Cztery kobiety, cztery wstrząsające dramaty. Splot niemożliwych do pogodzenia racji, godny pióra Sofoklesa albo Shakespeare'a, wyraża się tutaj w zwięzłych nowelach. Cztery bohaterki cierpią za nie swoje winy, cztery historie ładnej, czystej miłości kończą się jakże nieszczęśliwie.
Beatrice w odludnej willi na obrzeżach niepokaźnego włoskiego miasteczka, Garcinda wezwana poprzez ojca z klasztornej szkółki, Filomena naznaczona tragicznym losem starszej siostry, wreszcie Lotka samodzielnie próbująca przezwyciężyć rodzinną hańbę.
Można te opowieści potraktować jako okazję do wzruszeń, ale dziś, kiedy minęła moda na łzawe, nieszczęśliwe zakończenia, widać wyraźnie, że celem Paula Heyse nie było wyłącznie dostarczenie czytelnikowi pożywki dla osobistego katharsis.
W tych tragediach nie posiadają udziału bogowie ani czary, każda z nich mogła się wydarzyć i z pewnością wielokrotnie wydarzała się -- niedaleko i niedawno.
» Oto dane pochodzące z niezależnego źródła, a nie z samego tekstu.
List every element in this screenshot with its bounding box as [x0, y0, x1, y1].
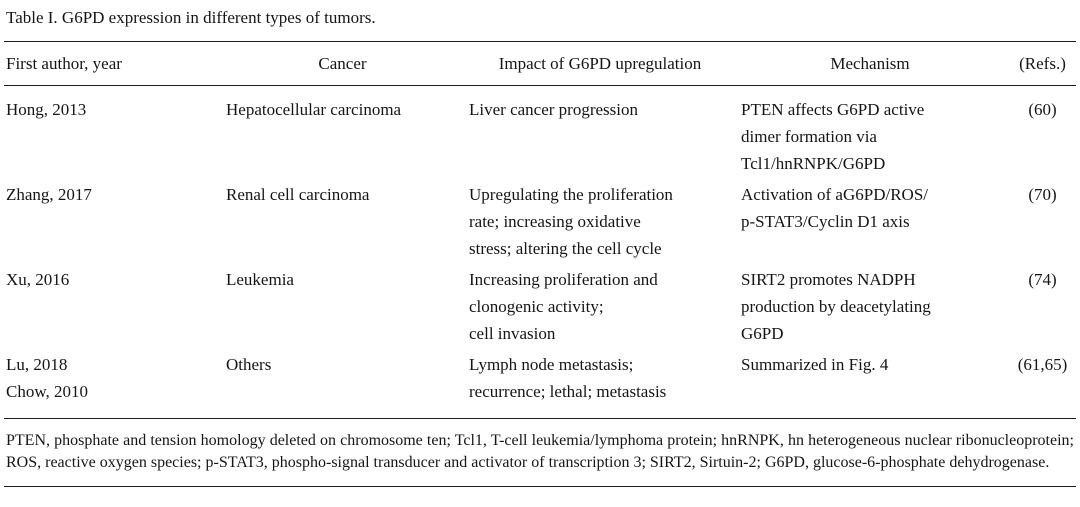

Każda z nich obnaża bowiem okrucieństwo i obłudę tradycyjnego europejskiego społeczeństwa, w którym,,obyczajowość nie ma nic wspólnego z moralnością".
Ofiarą jest kobieta, ale cierpi także mężczyzna, jeżeli jest uczciwy wobec swych uczuć -- taki przekaz płynie z nowel przyszłego noblisty.